Николай Ребров не видит — глаза полузакрыты, а чувствует: заскрипела койка, легкий ответный удар в раму, чьи-то шлепающие по полу босые шаги.
— Вы, Ножов?
— Тсс… Тихо…
Масленников и другой писарь Онисим Кравчук, жирный хохол с красным губастым ртом устраивали вечеринки с плясами. Писарей восемь человек, приходили со стороны солдаты и две-три эстонских дамы. Играли на двух гитарах и скрипке (Онисим Кравчук), отплясывали польки, вальсы, а в перерывы — щупали эстонок. Окна завешивались шинелями. На улице дежурил младший писарь. Оскорбленные эстонцы пронюхали про вечеринки и пожаловались начальству. Очередная пирушка была разогнана. Писаря об'явили эстонцам войну, но сами же первые и попали в переделку. Масленникова и Кравчука, возвращавшихся в пьяном виде из гостей, хорошо вздули эстонцы: Масленникову подшибли оба глаза, Кравчуку разбили нос.

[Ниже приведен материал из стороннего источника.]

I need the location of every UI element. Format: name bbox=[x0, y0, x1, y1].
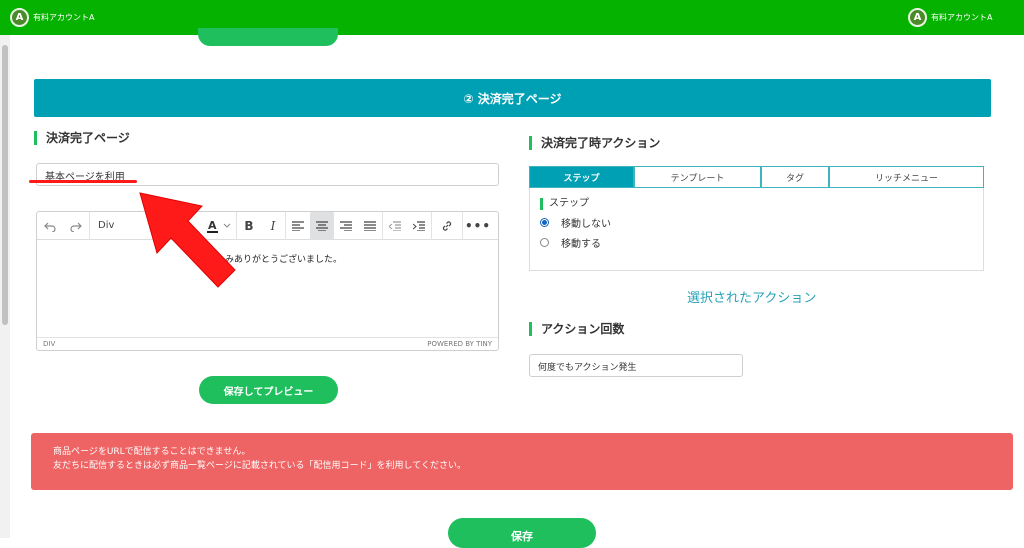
element-path: DIV bbox=[43, 340, 56, 348]
more-icon[interactable]: ••• bbox=[463, 212, 493, 240]
link-icon[interactable] bbox=[432, 212, 462, 240]
save-button[interactable]: 保存 bbox=[448, 518, 596, 548]
radio-no-move[interactable]: 移動しない bbox=[540, 215, 611, 230]
action-tabs: ステップ テンプレート タグ リッチメニュー bbox=[529, 166, 984, 188]
annotation-underline bbox=[29, 180, 137, 183]
top-bar: A 有料アカウントA A 有料アカウントA bbox=[0, 0, 1024, 35]
italic-icon[interactable]: I bbox=[261, 212, 285, 240]
indent-icon[interactable] bbox=[407, 212, 431, 240]
redo-icon[interactable] bbox=[63, 212, 89, 240]
editor-statusbar: DIV POWERED BY TINY bbox=[37, 337, 498, 350]
action-label: 決済完了時アクション bbox=[529, 136, 660, 150]
align-justify-icon[interactable] bbox=[358, 212, 382, 240]
align-right-icon[interactable] bbox=[334, 212, 358, 240]
radio-move[interactable]: 移動する bbox=[540, 235, 601, 250]
radio-button[interactable] bbox=[540, 218, 549, 227]
outdent-icon[interactable] bbox=[383, 212, 407, 240]
scrollbar[interactable] bbox=[0, 35, 10, 538]
alert-banner: 商品ページをURLで配信することはできません。 友だちに配信するときは必ず商品一… bbox=[31, 433, 1013, 490]
scrollbar-thumb[interactable] bbox=[2, 45, 8, 325]
section-header: ② 決済完了ページ bbox=[34, 79, 991, 117]
radio-button[interactable] bbox=[540, 238, 549, 247]
radio-label: 移動する bbox=[561, 239, 601, 250]
block-format-select[interactable]: Div bbox=[90, 212, 130, 240]
tab-tag[interactable]: タグ bbox=[761, 166, 829, 188]
radio-label: 移動しない bbox=[561, 219, 611, 230]
rich-text-editor[interactable]: Div A B I ••• し込みありがとうございました。 DIV POWERE… bbox=[36, 211, 499, 351]
save-and-preview-button[interactable]: 保存してプレビュー bbox=[199, 376, 338, 404]
align-left-icon[interactable] bbox=[286, 212, 310, 240]
alert-line: 友だちに配信するときは必ず商品一覧ページに記載されている「配信用コード」を利用し… bbox=[53, 461, 467, 471]
partial-preview-button[interactable] bbox=[198, 28, 338, 46]
undo-icon[interactable] bbox=[37, 212, 63, 240]
action-count-select[interactable]: 何度でもアクション発生 bbox=[529, 354, 743, 377]
step-label: ステップ bbox=[540, 198, 589, 210]
account-name: 有料アカウントA bbox=[931, 13, 993, 22]
account-name: 有料アカウントA bbox=[33, 13, 95, 22]
account-menu-left[interactable]: A 有料アカウントA bbox=[10, 8, 94, 27]
editor-toolbar: Div A B I ••• bbox=[37, 211, 498, 240]
annotation-arrow-icon bbox=[139, 192, 236, 288]
avatar: A bbox=[908, 8, 927, 27]
avatar: A bbox=[10, 8, 29, 27]
tab-rich-menu[interactable]: リッチメニュー bbox=[829, 166, 984, 188]
align-center-icon[interactable] bbox=[310, 211, 334, 240]
tab-step[interactable]: ステップ bbox=[529, 166, 634, 188]
alert-line: 商品ページをURLで配信することはできません。 bbox=[53, 447, 251, 457]
tab-panel: ステップ 移動しない 移動する bbox=[529, 188, 984, 271]
powered-by[interactable]: POWERED BY TINY bbox=[427, 340, 492, 348]
action-count-label: アクション回数 bbox=[529, 322, 624, 336]
selected-action-link[interactable]: 選択されたアクション bbox=[687, 287, 816, 306]
page-label: 決済完了ページ bbox=[34, 131, 130, 145]
tab-template[interactable]: テンプレート bbox=[634, 166, 761, 188]
account-menu-right[interactable]: A 有料アカウントA bbox=[908, 8, 992, 27]
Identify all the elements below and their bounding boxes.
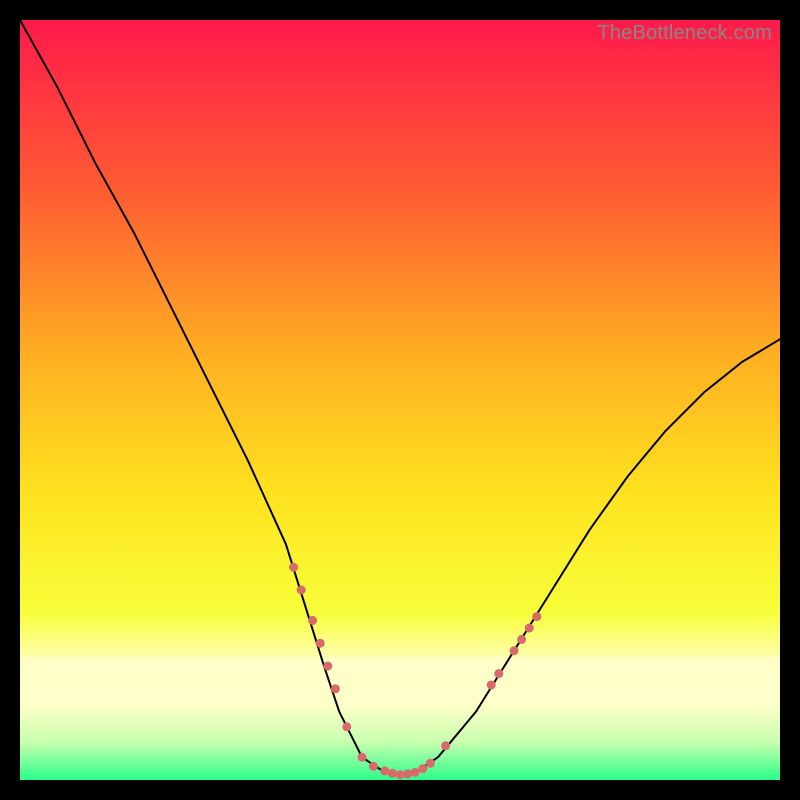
dot [532,612,541,621]
dot [323,662,332,671]
dot [308,616,317,625]
dot [517,635,526,644]
dot [289,563,298,572]
dot [388,769,397,778]
dot [494,669,503,678]
dot [426,759,435,768]
chart-frame: TheBottleneck.com [20,20,780,780]
dot [358,753,367,762]
dot [331,684,340,693]
dot [487,681,496,690]
chart-svg [20,20,780,780]
dot [396,770,405,779]
dot [525,624,534,633]
dot [369,762,378,771]
pale-band [20,657,780,703]
dot [316,639,325,648]
dot [403,769,412,778]
watermark-text: TheBottleneck.com [597,22,772,45]
dot [510,646,519,655]
dot [297,586,306,595]
dot [342,722,351,731]
dot [441,741,450,750]
dot [380,766,389,775]
dot [418,764,427,773]
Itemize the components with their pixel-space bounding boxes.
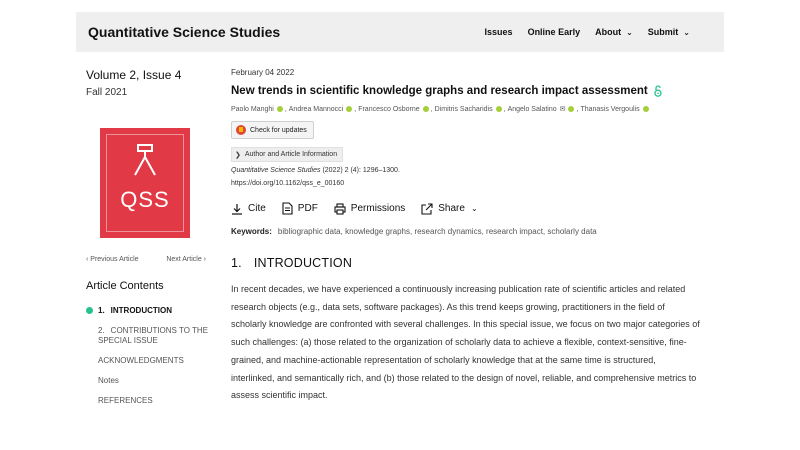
chevron-right-icon: ❯ — [235, 151, 241, 159]
author-link[interactable]: Thanasis Vergoulis — [580, 106, 639, 113]
author-link[interactable]: Andrea Mannocci — [289, 106, 343, 113]
toc-label: Notes — [98, 376, 119, 385]
nav-online-early-label: Online Early — [527, 27, 581, 37]
active-indicator-icon — [86, 307, 93, 314]
citation-journal: Quantitative Science Studies — [231, 167, 321, 174]
chevron-down-icon: ⌄ — [626, 27, 633, 37]
table-of-contents: 1. INTRODUCTION 2. CONTRIBUTIONS TO THE SP… — [86, 306, 216, 416]
toc-number: 1. — [98, 306, 105, 315]
permissions-label: Permissions — [350, 203, 406, 214]
nav-about[interactable]: About ⌄ — [595, 27, 633, 37]
author-separator: , — [284, 105, 287, 113]
orcid-icon[interactable] — [642, 106, 649, 112]
share-button[interactable]: Share ⌄ — [421, 202, 478, 215]
author-link[interactable]: Dimitris Sacharidis — [435, 106, 493, 113]
article-toolbar: Cite PDF Permissions Share ⌄ — [231, 202, 711, 215]
previous-article-link[interactable]: ‹ Previous Article — [86, 256, 139, 263]
author-info-label: Author and Article Information — [244, 151, 338, 158]
toc-item-introduction[interactable]: 1. INTRODUCTION — [86, 306, 216, 316]
issue-season: Fall 2021 — [86, 87, 128, 98]
nav-about-label: About — [595, 27, 622, 37]
section-number: 1. — [231, 256, 242, 270]
toc-number: 2. — [98, 326, 105, 335]
orcid-icon[interactable] — [568, 106, 575, 112]
publication-date: February 04 2022 — [231, 68, 295, 77]
cover-qss-text: QSS — [120, 187, 170, 212]
chevron-down-icon: ⌄ — [683, 27, 690, 37]
author-info-row: ❯ Author and Article Information — [231, 140, 711, 162]
toc-item-acknowledgments[interactable]: ACKNOWLEDGMENTS — [86, 356, 216, 366]
author-separator: , — [503, 105, 506, 113]
author-link[interactable]: Paolo Manghi — [231, 106, 274, 113]
article-title-text: New trends in scientific knowledge graph… — [231, 85, 648, 97]
share-icon — [421, 202, 433, 215]
nav-issues-label: Issues — [484, 27, 513, 37]
nav-submit[interactable]: Submit ⌄ — [648, 27, 690, 37]
article-body-paragraph: In recent decades, we have experienced a… — [231, 284, 700, 401]
article-pagination: ‹ Previous Article Next Article › — [86, 256, 206, 263]
author-info-toggle[interactable]: ❯ Author and Article Information — [231, 147, 344, 162]
download-icon — [232, 203, 242, 215]
section-heading: 1. INTRODUCTION — [231, 256, 711, 270]
author-separator: , — [576, 105, 579, 113]
nav-issues[interactable]: Issues — [485, 27, 513, 37]
cite-button[interactable]: Cite — [231, 203, 266, 215]
check-updates-row: Check for updates — [231, 113, 711, 140]
site-header: Quantitative Science Studies Issues Onli… — [76, 12, 724, 52]
next-article-link[interactable]: Next Article › — [166, 256, 206, 263]
keywords-list: bibliographic data, knowledge graphs, re… — [277, 227, 597, 236]
toc-label: CONTRIBUTIONS TO THE SPECIAL ISSUE — [98, 326, 209, 345]
qss-logo-icon — [134, 144, 156, 176]
permissions-button[interactable]: Permissions — [334, 202, 406, 215]
pdf-icon — [282, 202, 293, 215]
issue-cover-image[interactable]: QSS — [100, 128, 190, 238]
doi-link[interactable]: https://doi.org/10.1162/qss_e_00160 — [231, 180, 711, 187]
section-title: INTRODUCTION — [253, 256, 353, 270]
toc-item-notes[interactable]: Notes — [86, 376, 216, 386]
toc-item-contributions[interactable]: 2. CONTRIBUTIONS TO THE SPECIAL ISSUE — [86, 326, 216, 346]
chevron-down-icon: ⌄ — [470, 204, 478, 213]
keywords-label: Keywords: — [231, 227, 272, 236]
citation-details: (2022) 2 (4): 1296–1300. — [320, 167, 400, 174]
mail-icon[interactable]: ✉ — [560, 105, 566, 113]
main-nav: Issues Online Early About ⌄ Submit ⌄ — [485, 27, 690, 37]
author-separator: , — [430, 105, 433, 113]
previous-article-label: Previous Article — [90, 256, 139, 263]
share-label: Share — [438, 203, 465, 214]
toc-label: ACKNOWLEDGMENTS — [98, 356, 184, 365]
orcid-icon[interactable] — [346, 106, 353, 112]
pdf-button[interactable]: PDF — [282, 202, 318, 215]
issue-info: Volume 2, Issue 4 Fall 2021 — [86, 68, 216, 98]
issue-title[interactable]: Volume 2, Issue 4 — [86, 68, 216, 82]
article-main: February 04 2022 New trends in scientifi… — [231, 68, 711, 405]
toc-item-references[interactable]: REFERENCES — [86, 396, 216, 406]
toc-label: INTRODUCTION — [110, 306, 172, 315]
author-link[interactable]: Angelo Salatino — [508, 106, 557, 113]
author-list: Paolo Manghi, Andrea Mannocci, Francesco… — [231, 105, 711, 113]
article-contents-heading: Article Contents — [86, 280, 164, 292]
site-title[interactable]: Quantitative Science Studies — [88, 24, 280, 40]
orcid-icon[interactable] — [422, 106, 429, 112]
nav-online-early[interactable]: Online Early — [528, 27, 581, 37]
author-link[interactable]: Francesco Osborne — [358, 106, 419, 113]
crossmark-icon — [236, 125, 246, 135]
citation-text: Quantitative Science Studies (2022) 2 (4… — [231, 167, 711, 174]
toc-label: REFERENCES — [98, 396, 153, 405]
cite-label: Cite — [248, 203, 266, 214]
nav-submit-label: Submit — [647, 27, 679, 37]
next-article-label: Next Article — [166, 256, 202, 263]
check-for-updates-label: Check for updates — [250, 126, 307, 134]
author-separator: , — [354, 105, 357, 113]
article-title: New trends in scientific knowledge graph… — [231, 85, 711, 97]
check-for-updates-button[interactable]: Check for updates — [231, 121, 314, 139]
orcid-icon[interactable] — [495, 106, 502, 112]
pdf-label: PDF — [297, 203, 318, 214]
orcid-icon[interactable] — [276, 106, 283, 112]
open-access-icon — [654, 85, 662, 97]
printer-icon — [334, 202, 346, 215]
keywords: Keywords: bibliographic data, knowledge g… — [231, 227, 711, 236]
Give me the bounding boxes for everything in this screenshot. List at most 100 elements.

— Нехай так, — похвалялся потом Кравчук. — Я ж ему, бисовой суке, вси нози повывихлял… О!
Из-за эстонок дрались между собой и солдаты. Как-то пьяная компания солдат бросилась трепать вышедшего из шинка в вольной одежде человека. К удивлению солдат — вольный человек оказался офицером. Как? Офицера?! Офицер осатанел, скверно заругался и стал стрелять. Солдаты разбежались, отругиваясь и грозя:
— Пошто в шинок ходишь?! Пошто не в форме?!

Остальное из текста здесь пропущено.